Sure, the Cowboys could have stayed at No. 10 and drafted Penn State linebacker Micah Parsons. But the Cowboys could still draft Parsons at No. 12 while getting an extra third-round pick (No. 84) out of the deal from the Eagles.
"When you trade in the division, you understand that you're not going to get any values to that," Eagles general manager Howie Roseman said. "It's going to have to work for them as well.
"I think when you're dealing with the draft, you’ve got to do what's best for your team, and obviously they thought this was the best move for their team, and that's why they did it. They got who they wanted, and we got who we wanted."
And then Roseman said something that would make any Eagles fan cringe: "It's always been a good relationship. It's respect for their organization and certainly Mr. Jones – Jerry, and Steven. We have a lot of respect for them as well, competing against them."
It's not the first time the Eagles and Cowboys have made a draft-day trade.
They did it as recently as last year in the fourth round, when the Eagles traded back into the fifth round while acquiring an extra fifth-round pick this year.
It's not even the first time the Eagles and Cowboys made a deal in the first round. That happened in 2007, when the Eagles traded their first-round pick, No. 26 overall, to Dallas for the Cowboys' second-round pick.
The Eagles used that pick on quarterback Kevin Kolb, who was supposed to succeed Donovan McNabb, but never did. The Cowboys drafted linebacker Anthony Spencer, who played eight seasons for the Cowboys, starting 67 games.

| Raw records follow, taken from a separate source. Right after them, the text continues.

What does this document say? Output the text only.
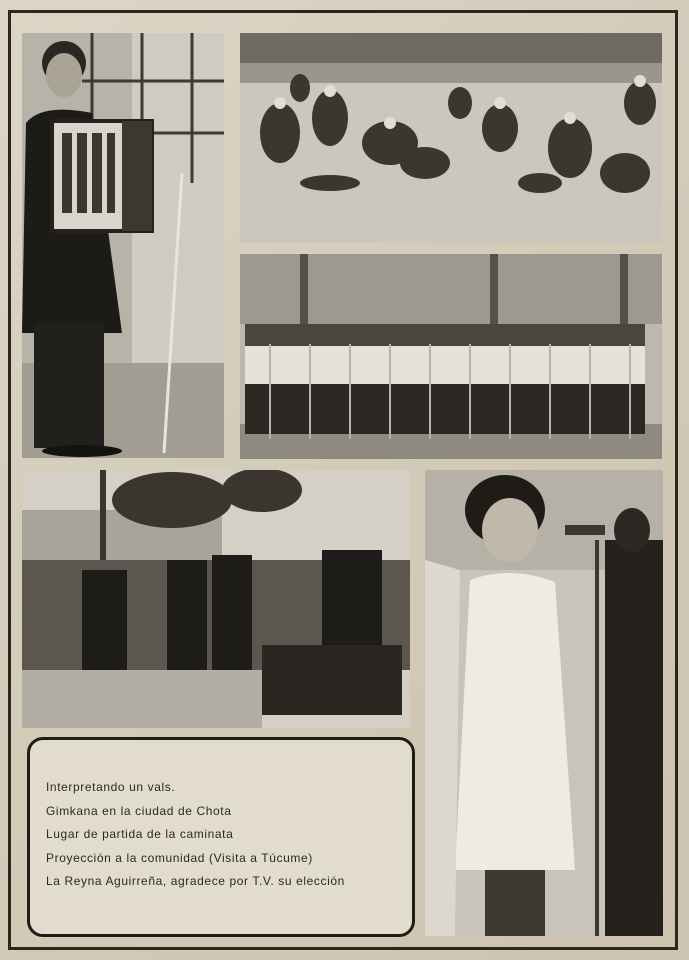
Interpretando un vals.
Gimkana en la ciudad de Chota
Lugar de partida de la caminata
Proyección a la comunidad (Visita a Túcume)
La Reyna Aguirreña, agradece por T.V. su elección
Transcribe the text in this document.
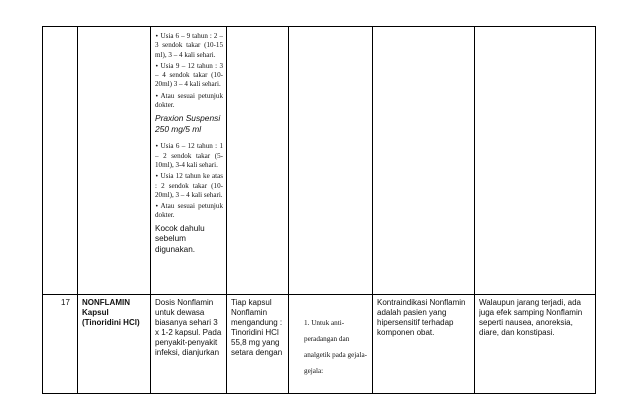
• Usia 6 – 9 tahun : 2 – 3 sendok takar (10-15 ml), 3 – 4 kali sehari.
• Usia 9 – 12 tahun : 3 – 4 sendok takar (10-20ml) 3 – 4 kali sehari.
• Atau sesuai petunjuk dokter.

Praxion Suspensi 250 mg/5 ml

• Usia 6 – 12 tahun : 1 – 2 sendok takar (5-10ml), 3-4 kali sehari.
• Usia 12 tahun ke atas : 2 sendok takar (10-20ml), 3 – 4 kali sehari.
• Atau sesuai petunjuk dokter.

Kocok dahulu sebelum digunakan.

17	NONFLAMIN Kapsul (Tinoridini HCl)
Dosis Nonflamin untuk dewasa biasanya sehari 3 x 1-2 kapsul. Pada penyakit-penyakit infeksi, dianjurkan
Tiap kapsul Nonflamin mengandung : Tinoridini HCl 55,8 mg yang setara dengan
1. Untuk anti-peradangan dan analgetik pada gejala-gejala:
Kontraindikasi Nonflamin adalah pasien yang hipersensitif terhadap komponen obat.
Walaupun jarang terjadi, ada juga efek samping Nonflamin seperti nausea, anoreksia, diare, dan konstipasi.
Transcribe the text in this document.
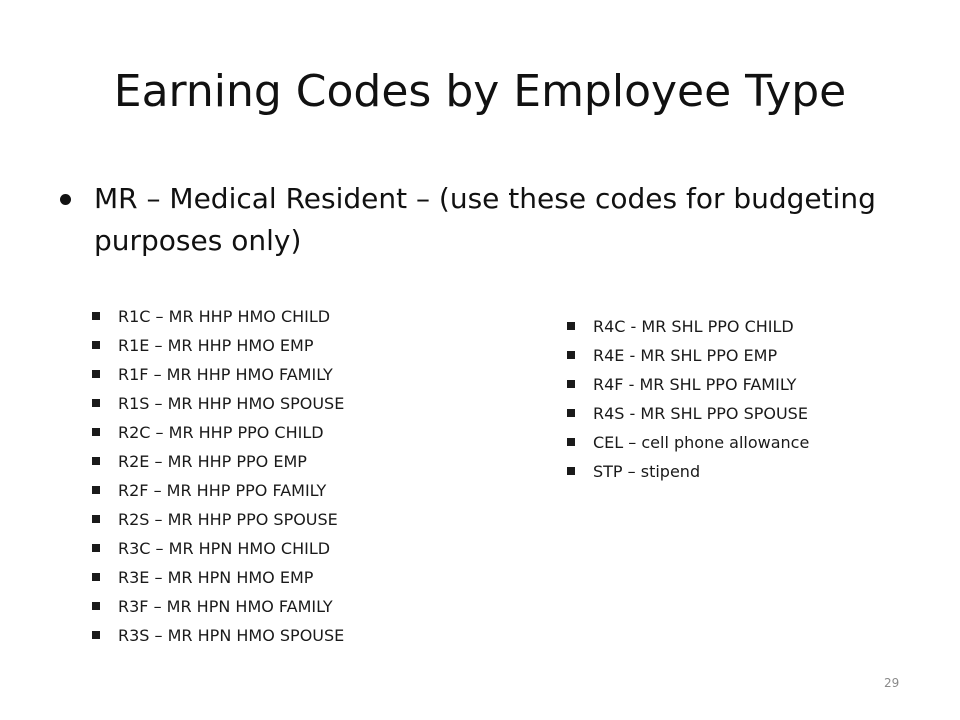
Earning Codes by Employee Type
MR – Medical Resident – (use these codes for budgeting purposes only)
R1C – MR HHP HMO CHILD
R1E – MR HHP HMO EMP
R1F – MR HHP HMO FAMILY
R1S – MR HHP HMO SPOUSE
R2C – MR HHP PPO CHILD
R2E – MR HHP PPO EMP
R2F – MR HHP PPO FAMILY
R2S – MR HHP PPO SPOUSE
R3C – MR HPN HMO CHILD
R3E – MR HPN HMO EMP
R3F – MR HPN HMO FAMILY
R3S – MR HPN HMO SPOUSE
R4C - MR SHL PPO CHILD
R4E - MR SHL PPO EMP
R4F - MR SHL PPO FAMILY
R4S - MR SHL PPO SPOUSE
CEL – cell phone allowance
STP – stipend
29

When it comes to messing up their NFC East brethren, the Eagles don't play favorites here, either. They messed up the Cowboys' plans in the 2018 draft after trading out of the first round with the Baltimore Ravens.
The Eagles then used that second-round pick acquired from Baltimore, at No. 52, and moved up three spots in a deal with the Indianapolis Colts, to get ahead of Dallas at No. 50.
The Eagles, adding insult to injury, used that pick to select a tight end named Dallas ... Goedert, the player the Cowboys wanted after Jason Witten announced his retirement shortly before the draft.
The Cowboys were hurt so much by that move that they coaxed Witten out of retirement for the 2019 season.
So when it comes to the draft, the Eagles take no mercy and play no favorites. They'll make a deal with the devil if they have to, even it's wearing a star on its helmet.